At whatever level the policy is dictated, the decision to use encryption should be made by the authority within the organization charged with ensuring protection of sensitive information. If a strong policy that defines what information to encrypt does not exist, then the owner of the data should ultimately make the decision about whether or not to encrypt information.
Availability
Availability is the process of ensuring that all critical resources are accessible when needed. Keeping data
available means that you must have planned system upgrades and configuration changes that are fully tested to avoid catastrophic surprises caused by software bugs or misconfigurations.
Physical security and logical security are also part of ensuring availability. Physical security ensures that no malicious tampering can take place and that acts of nature will not cause systems to be inaccessible. It also ensures that hardware failures are handled in a timely manner. Logical security ensures that traffic can be rerouted and that malicious software threats can be deterred.
Audit
The audit element of the security architecture is necessary to verify and monitor the corporate security policy. A software audit verifies the correct implementation of the security policy in the corporate network infrastructure. Subsequent logging and monitoring of events can help detect any unusual behavior and possible intrusions.
To test the effectiveness of the security infrastructure, security auditing should occur frequently and at regular intervals. Auditing should include new system installation checks, methods to discover possible malicious insider activity, possible presence of a specific class of problems (DoS attacks), and overall compliance with the site security policy.

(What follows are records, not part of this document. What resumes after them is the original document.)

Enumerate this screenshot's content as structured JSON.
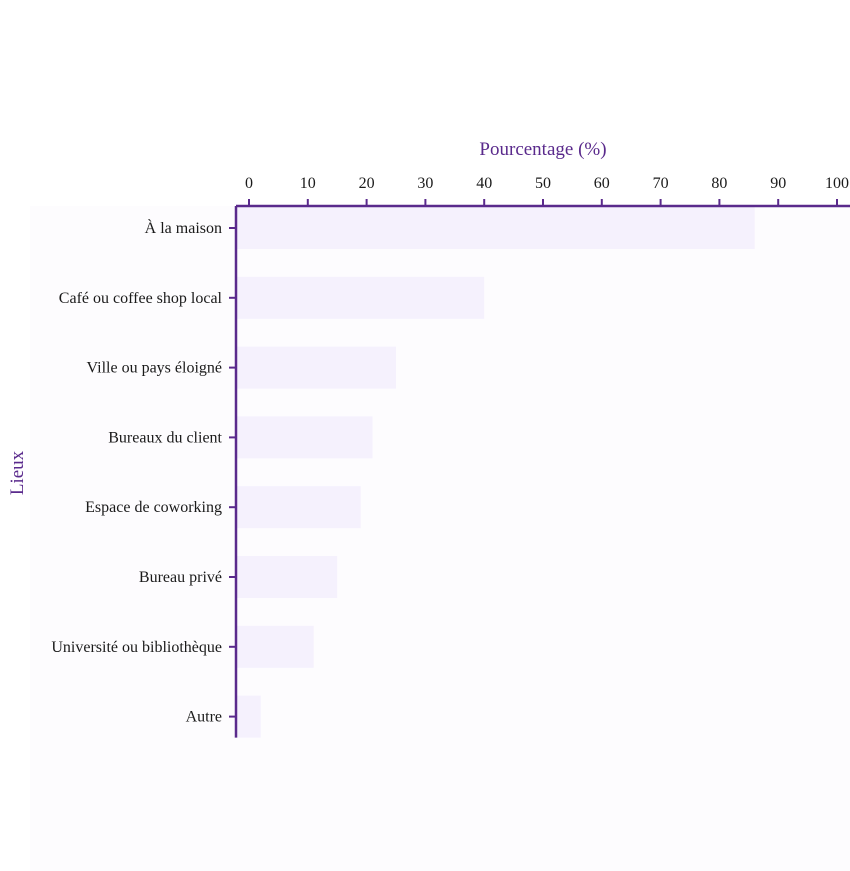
{
  "colors": {
    "axis": "#5a2a8c",
    "bar": "#f5f1fd",
    "title": "#5a2a8c"
  },
  "chart_data": {
    "type": "bar",
    "orientation": "horizontal",
    "xlabel": "Pourcentage (%)",
    "ylabel": "Lieux",
    "xlim": [
      0,
      100
    ],
    "xticks": [
      0,
      10,
      20,
      30,
      40,
      50,
      60,
      70,
      80,
      90,
      100
    ],
    "x_axis_position": "top",
    "grid": false,
    "categories": [
      "À la maison",
      "Café ou coffee shop local",
      "Ville ou pays éloigné",
      "Bureaux du client",
      "Espace de coworking",
      "Bureau privé",
      "Université ou bibliothèque",
      "Autre"
    ],
    "values": [
      86,
      40,
      25,
      21,
      19,
      15,
      11,
      2
    ]
  }
}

An audit log, generated by all the various operating systems running in your infrastructure, can be used to determine the extent of the damage from a successful attack. Audit trails are most often put to use after the fact to reconstruct what happened during damage assessment. The problem to avoid is logging every event such that the amount of data to sift through becomes insurmountable. If you log too much data and an intrusion does occur, that intrusion will definitely be logged---along with hundreds of other
insignificant events. The intrusion will most likely remain undetected by the people responsible for detecting such things because the intrusion is hidden under a mountain of other data being generated by the system.
NOTE If your network or system is designed and implemented well, think about logging the kinds of activity that would most likely indicate a first-stage attack. Don't log every event---just the unusual ones. This information can give you a warning that something is amiss without burying you in too much
inconsequential detail.
When creating data log files, consider the following points:
· Use a program to filter through the audit data and bring to your attention the truly serious issues. · Do not audit every little issue in your network or system.
Understanding how a system normally functions, knowing what is expected and unexpected behavior, and being familiar with how devices are usually used can help the organization detect security problems. Noticing unusual events can help catch intruders before they can damage the system. Software auditing tools can help companies detect, log, and track those unusual events.